10. Conformément aux troisième et quatrième, cette partie peut former un recours contre cette déclaration dans le délai d'un mois à compter de sa signification, et ce délai est porté à deux mois et court à compter du jour où la signification a été faite à personne ou à domicile si la partie contre laquelle l'exécution est demandée est domiciliée sur le territoire d'un autre État membre que celui dans lequel la déclaration constatant la force exécutoire a été délivrée.

11. Aux termes du cinquième, pendant le délai du recours prévu à l'article 43, § 5, contre la déclaration constatant la force exécutoire et jusqu'à ce qu'il ait été statué sur celui-ci, il ne peut être procédé qu'à des mesures conservatoires sur les biens de la partie contre laquelle l'exécution est demandée.
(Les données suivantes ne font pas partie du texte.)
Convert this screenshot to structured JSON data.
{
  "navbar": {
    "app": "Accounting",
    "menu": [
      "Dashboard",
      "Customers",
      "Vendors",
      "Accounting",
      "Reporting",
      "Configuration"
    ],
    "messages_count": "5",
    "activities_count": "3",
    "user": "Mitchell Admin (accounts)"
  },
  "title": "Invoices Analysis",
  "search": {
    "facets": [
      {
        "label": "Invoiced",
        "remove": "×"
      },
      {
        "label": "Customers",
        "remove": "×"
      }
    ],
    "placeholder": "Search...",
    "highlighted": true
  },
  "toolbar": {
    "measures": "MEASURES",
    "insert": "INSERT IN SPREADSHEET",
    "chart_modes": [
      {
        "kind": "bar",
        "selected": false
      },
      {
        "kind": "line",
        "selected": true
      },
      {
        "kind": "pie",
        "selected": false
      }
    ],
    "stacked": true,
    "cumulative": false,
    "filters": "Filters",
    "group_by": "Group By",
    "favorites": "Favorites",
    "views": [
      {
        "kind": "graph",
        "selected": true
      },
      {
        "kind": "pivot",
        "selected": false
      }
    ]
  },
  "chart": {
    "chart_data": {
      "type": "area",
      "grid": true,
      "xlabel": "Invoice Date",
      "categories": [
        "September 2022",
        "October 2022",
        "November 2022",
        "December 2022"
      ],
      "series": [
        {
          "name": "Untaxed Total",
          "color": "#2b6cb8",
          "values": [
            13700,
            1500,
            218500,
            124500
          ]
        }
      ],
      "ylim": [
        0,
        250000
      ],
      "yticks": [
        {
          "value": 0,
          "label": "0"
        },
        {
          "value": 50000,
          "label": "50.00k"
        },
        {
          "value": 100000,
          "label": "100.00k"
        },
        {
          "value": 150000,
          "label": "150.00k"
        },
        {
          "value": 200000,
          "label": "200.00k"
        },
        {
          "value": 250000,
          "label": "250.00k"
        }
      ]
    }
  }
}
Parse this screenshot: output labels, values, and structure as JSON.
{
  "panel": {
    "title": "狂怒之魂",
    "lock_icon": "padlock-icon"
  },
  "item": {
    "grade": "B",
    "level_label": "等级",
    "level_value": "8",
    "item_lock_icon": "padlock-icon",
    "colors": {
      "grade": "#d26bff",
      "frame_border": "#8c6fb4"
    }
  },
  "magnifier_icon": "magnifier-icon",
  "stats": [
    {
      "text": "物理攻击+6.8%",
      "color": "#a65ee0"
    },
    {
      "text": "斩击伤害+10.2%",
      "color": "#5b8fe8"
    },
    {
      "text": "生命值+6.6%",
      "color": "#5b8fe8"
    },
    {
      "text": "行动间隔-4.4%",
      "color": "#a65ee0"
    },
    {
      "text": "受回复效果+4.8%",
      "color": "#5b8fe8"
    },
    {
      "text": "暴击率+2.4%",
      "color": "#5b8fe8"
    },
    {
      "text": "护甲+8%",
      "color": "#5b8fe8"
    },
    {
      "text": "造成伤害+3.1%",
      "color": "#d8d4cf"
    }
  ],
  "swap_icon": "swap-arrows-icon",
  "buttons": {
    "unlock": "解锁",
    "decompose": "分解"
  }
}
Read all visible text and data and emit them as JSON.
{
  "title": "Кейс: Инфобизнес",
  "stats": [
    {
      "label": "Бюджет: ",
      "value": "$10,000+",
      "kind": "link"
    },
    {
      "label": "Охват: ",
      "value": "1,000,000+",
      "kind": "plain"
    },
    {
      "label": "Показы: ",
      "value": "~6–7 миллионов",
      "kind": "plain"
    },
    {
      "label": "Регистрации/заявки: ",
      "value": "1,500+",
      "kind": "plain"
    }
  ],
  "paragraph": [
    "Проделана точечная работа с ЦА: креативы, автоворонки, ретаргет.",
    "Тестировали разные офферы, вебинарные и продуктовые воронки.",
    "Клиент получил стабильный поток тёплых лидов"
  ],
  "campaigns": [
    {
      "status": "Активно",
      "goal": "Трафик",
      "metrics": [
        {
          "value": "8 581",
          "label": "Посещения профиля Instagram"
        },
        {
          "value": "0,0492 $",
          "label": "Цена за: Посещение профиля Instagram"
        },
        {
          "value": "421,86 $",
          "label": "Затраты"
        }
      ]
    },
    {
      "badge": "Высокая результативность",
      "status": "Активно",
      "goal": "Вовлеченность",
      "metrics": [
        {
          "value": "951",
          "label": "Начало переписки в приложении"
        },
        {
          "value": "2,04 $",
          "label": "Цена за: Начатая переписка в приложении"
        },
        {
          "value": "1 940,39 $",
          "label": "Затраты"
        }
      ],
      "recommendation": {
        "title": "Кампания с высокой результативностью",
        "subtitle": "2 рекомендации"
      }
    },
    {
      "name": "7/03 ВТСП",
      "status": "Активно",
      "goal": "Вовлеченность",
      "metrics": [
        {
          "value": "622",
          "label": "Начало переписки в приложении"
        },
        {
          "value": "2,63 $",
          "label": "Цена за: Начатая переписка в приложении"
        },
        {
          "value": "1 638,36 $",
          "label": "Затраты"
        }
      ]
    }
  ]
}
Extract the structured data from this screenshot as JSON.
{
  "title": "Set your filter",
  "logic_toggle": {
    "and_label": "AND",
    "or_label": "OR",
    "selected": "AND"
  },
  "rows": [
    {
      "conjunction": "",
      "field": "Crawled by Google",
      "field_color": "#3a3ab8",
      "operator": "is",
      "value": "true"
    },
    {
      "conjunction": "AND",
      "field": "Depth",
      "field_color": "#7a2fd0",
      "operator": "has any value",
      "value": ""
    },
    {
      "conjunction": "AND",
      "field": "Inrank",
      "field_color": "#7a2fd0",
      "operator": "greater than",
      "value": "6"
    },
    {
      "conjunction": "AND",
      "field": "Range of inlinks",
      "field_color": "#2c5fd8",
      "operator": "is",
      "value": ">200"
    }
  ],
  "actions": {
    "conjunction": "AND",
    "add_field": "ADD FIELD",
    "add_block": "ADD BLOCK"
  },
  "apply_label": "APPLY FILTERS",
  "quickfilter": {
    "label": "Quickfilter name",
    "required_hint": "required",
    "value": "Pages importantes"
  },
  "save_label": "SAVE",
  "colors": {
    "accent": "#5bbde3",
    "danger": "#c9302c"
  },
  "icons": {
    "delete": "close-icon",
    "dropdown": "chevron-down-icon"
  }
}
12. Selon la Cour de justice des Communautés européennes, devenue la Cour de justice de l'Union européenne, l'exigence de signification de la décision qui autorise l'exécution a pour fonction, d'une part, de protéger les droits de la partie contre laquelle l'exécution est demandée et, d'autre part, de permettre, sur le plan probatoire, une computation exacte du délai de recours rigoureux et impératif ouvert à cette partie et que, si seule importait la connaissance par celle-ci de la décision qui autorise l'exécution, cela risquerait de vider de sa substance l'exigence d'une signification (CJCE, 16 février 2006, Verdoliva, C-3/05).

13. Pour rejeter la fin de non-recevoir soulevée par MM. [N] et [M] tirée de l'absence de signification des décisions déclarant exécutoires en France les arrêts de la cour d'appel de Milan et de la Cour de cassation italienne, l'arrêt retient, d'une part, que ces décisions ont été portées à leur connaissance dans le cadre de la présente procédure et que ceux-ci ne peuvent arguer qu'ils n'ont pas été en mesure d'exercer le recours prévu à l'article 43 du règlement n° 44/2001, qui ne soumet pas l'ouverture du recours à la signification préalable de la décision, d'autre part, que MM. [M] et [N] ne soutiennent pas utilement que la SACEM n'est pas détentrice des droits leur appartenant alors que, en application de l'article 1er des statuts de cette société, l'auteur, par son adhésion, fait apport à celle-ci de l'exercice de ses droits patrimoniaux.

14. En statuant ainsi, alors que les décisions italiennes déclarées exécutoires déniaient à MM. [N] et [M] tout droit d'auteur sur l'oeuvre musicale « On va s'aimer » et que le litige avait pour objet la modification par la SACEM de la documentation relative à cette oeuvre en exécution de ces décisions, la cour d'appel a violé les textes susvisés.

PAR CES MOTIFS, et sans qu'il y ait lieu de statuer sur les autres griefs du pourvoi n° G 22-12.469 et sur les moyens du pourvoi n° Y 22-12.299, la Cour :

CASSE ET ANNULE, sauf en ce qu'il rejette les fins de non recevoir de la société Première Music Group et de MM. [T] et [X], l'arrêt rendu le 10 décembre 2021, entre les parties, par la cour d'appel de Paris ;
Remet, sauf sur ce point, l'affaire et les parties dans l'état où elles se trouvaient avant cet arrêt et les renvoie devant la cour d'appel de Paris, autrement composée ;

Condamne in solidum la société Première Music Group ainsi que MM. [T] et [X] aux dépens ;

En application de l'article 700 du code de procédure civile, rejette les demandes ;

Dit que sur les diligences du procureur général près la Cour de cassation, le présent arrêt sera transmis pour être transcrit en marge ou à la suite de l'arrêt partiellement cassé ;

Ainsi fait et jugé par la Cour de cassation, première chambre civile, et prononcé par le président en son audience publique du vingt-cinq mai deux mille vingt-trois.